Tuvimos suerte. Un grupo de jóvenes loquitos que fuimos siendo cada vez más en la Redacción, pudimos cobijar a Susana y, desde entonces, el diario la acompañó en todas sus luchas, hasta que unos años más tarde, con sus columnas de opinión y su acelerada carrera literaria, se convirtió, sin serlo, en una de las periodistas más leídas de sus páginas.
Esa pequeña solidaridad, gigante en tales circunstancias -la democracia en pañales- fue creciendo de un modo sorprendente en una Río Cuarto de cuyo perfil conservador e individualista muchos se lamentan. Susana Dillon aglutinó al Río Cuarto solidario y pronto fue un ícono de los perseguidos, los discriminados, los ninguneados.
Los riocuartenses que golpeaban su ventana de la calle Moreno acudían a ella antes que a los jueces, que a la Policía, a las autoridades o a los legisladores.
No le hacía mella el ligero balanceo de sus piernas, herencia de una caída del sulky en que viajaba, embarazada de mellizos, a dar sus clases de maestra rural en la provincia de Buenos Aires. Su pequeño cuerpo era un ciclón. Sublevada ante una injusticia; criando a María Victoria, la Pepi, nacida en cautiverio y entregada milagrosamente por los verdugos a Susana; o por la calles de la ciudad, del banco a la verdulería, con su carro de compras a la rastra.
A tanto se animaba, que poco a poco, hasta sus adversarios empezaron a caerle con sus cuitas a la ventana de Moreno.
Arrebatada su hija Rita embarazada y Gerardo, el esposo de ésta, del modo más brutal que desplegaron los esbirros de la dictadura cívico-militar y eclesiástica del 76, Susana Dillon se multiplicó en mil hijos. Y no es un eufemismo. En su cocina que siempre olía a rico, era difícil encontrar una silla vacía.
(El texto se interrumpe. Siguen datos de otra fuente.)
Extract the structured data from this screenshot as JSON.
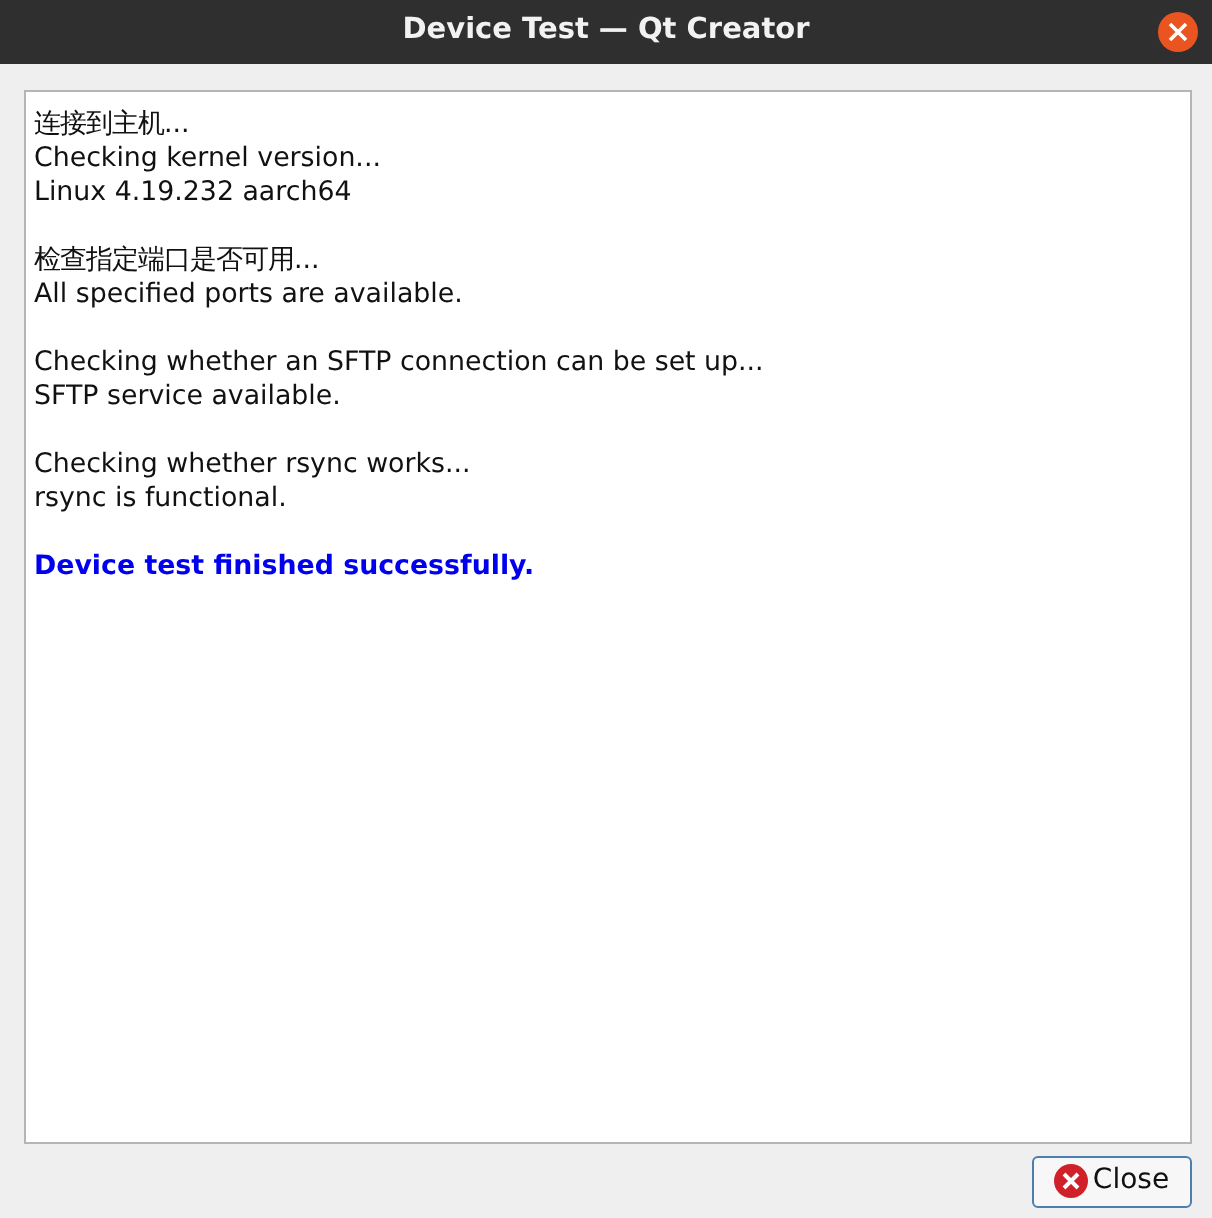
{
  "window": {
    "title": "Device Test — Qt Creator"
  },
  "log": [
    {
      "kind": "normal",
      "lines": [
        "连接到主机...",
        "Checking kernel version...",
        "Linux 4.19.232 aarch64"
      ]
    },
    {
      "kind": "normal",
      "lines": [
        "检查指定端口是否可用...",
        "All specified ports are available."
      ]
    },
    {
      "kind": "normal",
      "lines": [
        "Checking whether an SFTP connection can be set up...",
        "SFTP service available."
      ]
    },
    {
      "kind": "normal",
      "lines": [
        "Checking whether rsync works...",
        "rsync is functional."
      ]
    },
    {
      "kind": "success",
      "lines": [
        "Device test finished successfully."
      ]
    }
  ],
  "buttons": [
    {
      "label": "Close"
    }
  ]
}
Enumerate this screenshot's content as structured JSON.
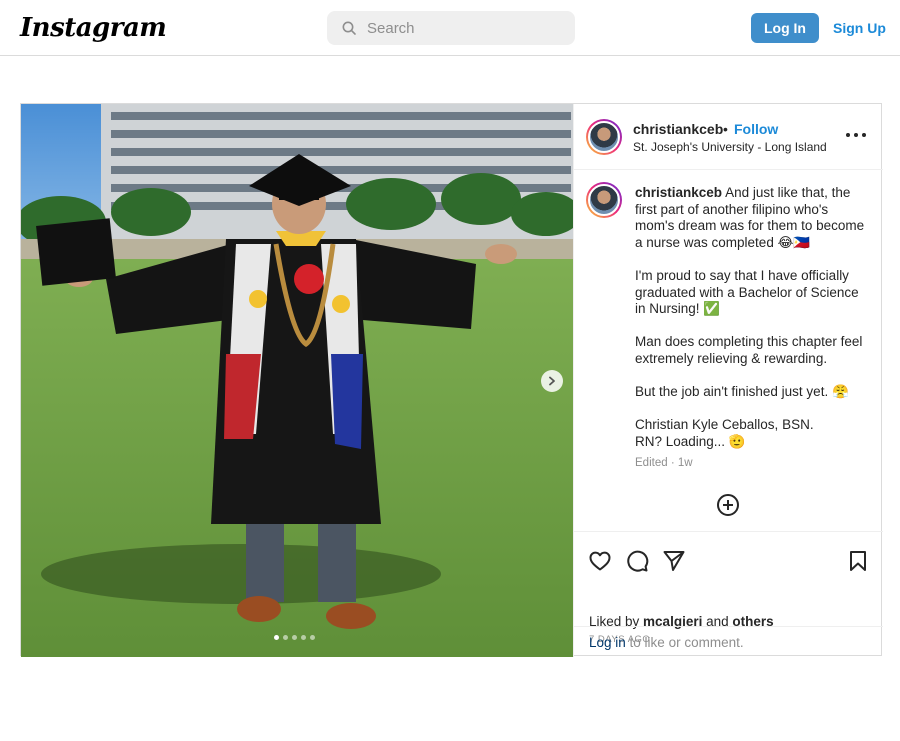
{
  "nav": {
    "logo": "Instagram",
    "search_placeholder": "Search",
    "login_label": "Log In",
    "signup_label": "Sign Up"
  },
  "post": {
    "username": "christiankceb",
    "separator": "•",
    "follow_label": "Follow",
    "location": "St. Joseph's University - Long Island",
    "caption_username": "christiankceb",
    "caption_paragraphs": [
      "And just like that, the first part of another filipino who's mom's dream was for them to become a nurse was completed 😂🇵🇭",
      "I'm proud to say that I have officially graduated with a Bachelor of Science in Nursing! ✅",
      "Man does completing this chapter feel extremely relieving & rewarding.",
      "But the job ain't finished just yet. 😤",
      "Christian Kyle Ceballos, BSN.\nRN? Loading... 🫡"
    ],
    "edited": "Edited",
    "dot": "·",
    "age": "1w",
    "liked_by_prefix": "Liked by ",
    "liked_by_user": "mcalgieri",
    "liked_by_and": " and ",
    "liked_by_others": "others",
    "posted_ago": "7 DAYS AGO",
    "login_link": "Log in",
    "login_suffix": " to like or comment.",
    "carousel": {
      "slide_count": 5,
      "active_index": 0
    }
  },
  "icons": {
    "search": "search-icon",
    "more": "more-options-icon",
    "next": "chevron-right-icon",
    "add": "plus-circle-icon",
    "like": "heart-icon",
    "comment": "comment-icon",
    "share": "paper-plane-icon",
    "save": "bookmark-icon"
  },
  "colors": {
    "primary_button": "#3f8ecb",
    "link": "#1c8ad8",
    "muted_text": "#8e8e8e"
  }
}
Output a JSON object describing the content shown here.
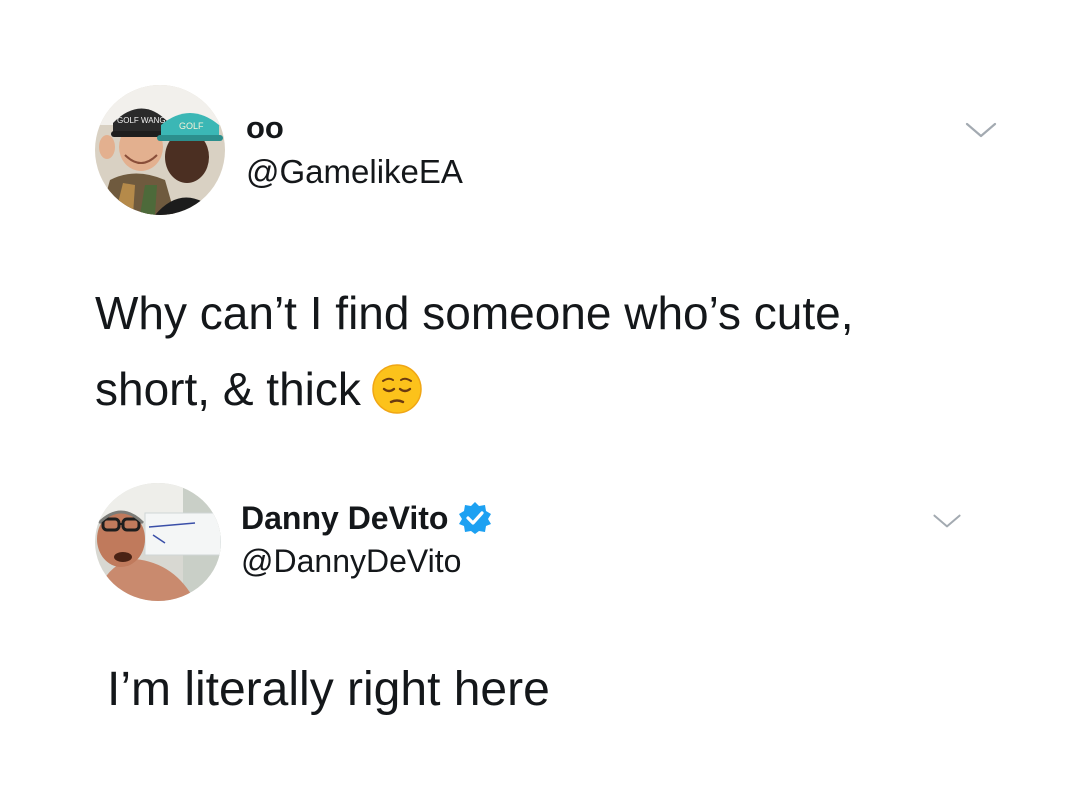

Nunca la vi llorar. Nunca la escuché quejarse. Recién hace unos años, cuando supo por las declaraciones de uno de los represores de La Perla, cómo había sido fusilada su hija, me contó una noche, por teléfono, que le costaba sobreponerse a la noticia. Susana ya tenía sus años. Temí que ahora sí, hubiera llegado el momento de algún quiebre.
Si se quebró, no lo supimos. Por entonces, iba por el libro número tanto y pico. Siguió escribiendo y recuperó la risa y como antes, a cada pregunta sobre su salud, respondía con chacota, quitando importancia a los dolores. Es que amén de su militancia huracanada, Susana Dillon tenía un sentido del humor que nos fortalecía a quienes la rodeábamos. Susana querida. Vieca del alma. Vieca, se llamaba a sí misma, como muchos la llamábamos. Seguramente sabía que ella era la más joven de todos nosotros.
Sabia hasta el fin, ahí siguen sus proyectos. Los dos libros casi listos para la presentación; el libro sobre sexo que, contó muerta de risa, estaba escribiendo ('Mucho sexo y poco sexo', prometió titularlo); unos días con la Pepi en Buenos Aires. La recorrida por las librerías y el Museo de Antropología de Córdoba, algún viejecito más lejano… La próxima protesta, la visita de su hermana Patricia… Y el juicio por los prisioneros torturados y desaparecidos de La Perla, al que asistiremos en su nombre. Quiero creer que esta despedida ecléctica, heterogénea, en la que hoy nos reunimos a darle el último abrazo, sea un consenso colectivo de que al horror, no volvemos nunca más.
Quiero creer que en Río Cuarto, con Susana Dillon, aprendimos que se lucha toda la vida; que la alegría es la música; que el otro es un igual, y que los que luchan, no mueren jamás. Vieca querida. Madre del alma".
1 comentarios:
Excelente síntesis de la vida de una Madre que supo vivir y multiplicarse en utopías, conciencia, memoria y alegría juvenil. Gracias por regalarnos este relato, de clara influencia Dilloniana.
Susana sigue caminando por la libertad, a la par.